Players: 4 to 8
Game Length: 45 minutes
Best enjoyed: With 4, 6 or 8 players who want to build an ancient monument together
Ugg-Tect is a game of monument building in the stone age, where the architect’s vision is hampered by the community’s limited communication skills. Fortunately for the architect, violence is also a great communicator, and he’ll have access to an inflatable club to help motivate and instruct his colleagues! Two teams will be competing to construct their monument as quickly as possible, and the first team to complete 10 points’ worth of monuments will be the winner.
Each team of caveman construction workers will have access to six pieces; five wooden blocks of different shapes and colours and a gray cardboard slate. Each architect will be dealt a monument card, and must use the primitive language, printed on a reference card, to instruct his subordinates. He’ll be shouting ‘Ugungu! Kachingu!’ while swinging his hips and waving his club while his befuddled compatriots try to correctly interpret his bidding.
When you first start playing Ugg-Tect, your biggest problem will be trying to work out how to communicate using the game’s language. The architect will need to consult the chart, give his instructions, then his workers will need to consult the chart in turn and try to interpret them. This can break flow a little for the first few rounds, but once players become more familiar with the language and the kinds of monuments that can be requested, they’ll be putting up the primitive stone structures in no time.
Some of the monuments can be quite a lot harder to construct than others, both conceptually and physically. For example, a monument may require the flat cardboard piece to be placed vertically, or a piece may need to be placed on a ramp, where it will slide off if not placed carefully.
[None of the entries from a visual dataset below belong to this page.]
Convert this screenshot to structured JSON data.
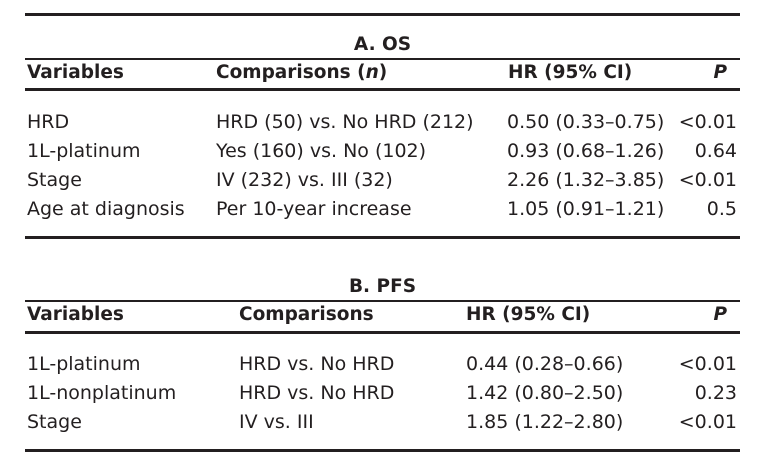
{
  "tables": [
    {
      "title": "A. OS",
      "headers": {
        "variables": "Variables",
        "comparisons_prefix": "Comparisons (",
        "comparisons_n": "n",
        "comparisons_suffix": ")",
        "hr": "HR (95% CI)",
        "p": "P"
      },
      "rows": [
        {
          "variable": "HRD",
          "comparison": "HRD (50) vs. No HRD (212)",
          "hr": "0.50 (0.33–0.75)",
          "p": "<0.01"
        },
        {
          "variable": "1L-platinum",
          "comparison": "Yes (160) vs. No (102)",
          "hr": "0.93 (0.68–1.26)",
          "p": "0.64"
        },
        {
          "variable": "Stage",
          "comparison": "IV (232) vs. III (32)",
          "hr": "2.26 (1.32–3.85)",
          "p": "<0.01"
        },
        {
          "variable": "Age at diagnosis",
          "comparison": "Per 10-year increase",
          "hr": "1.05 (0.91–1.21)",
          "p": "0.5"
        }
      ]
    },
    {
      "title": "B. PFS",
      "headers": {
        "variables": "Variables",
        "comparisons": "Comparisons",
        "hr": "HR (95% CI)",
        "p": "P"
      },
      "rows": [
        {
          "variable": "1L-platinum",
          "comparison": "HRD vs. No HRD",
          "hr": "0.44 (0.28–0.66)",
          "p": "<0.01"
        },
        {
          "variable": "1L-nonplatinum",
          "comparison": "HRD vs. No HRD",
          "hr": "1.42 (0.80–2.50)",
          "p": "0.23"
        },
        {
          "variable": "Stage",
          "comparison": "IV vs. III",
          "hr": "1.85 (1.22–2.80)",
          "p": "<0.01"
        }
      ]
    }
  ]
}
It helps to go through the deck of monuments quickly before the game to show some of the more problematic cards to the players so they know what to expect.
Unfortunately, there aren’t a huge amount of monument cards in the deck, and after playing a handful of times you will start to see repeats, but this isn’t necessarily bad – the game will change in nature from confused constructors struggling to understand their foreman, to canny workers quickly moving pieces to a variety of possible locations until the architect gives an approving wave of the club.
Ugg-Tect makes a great light-hearted game that will have all participants laughing. It works well with even teams for 4, 6 or 8 total players, and if you’re looking for a unique team game and don’t mind looking a bit silly, Ugg-Tect comes highly recommended.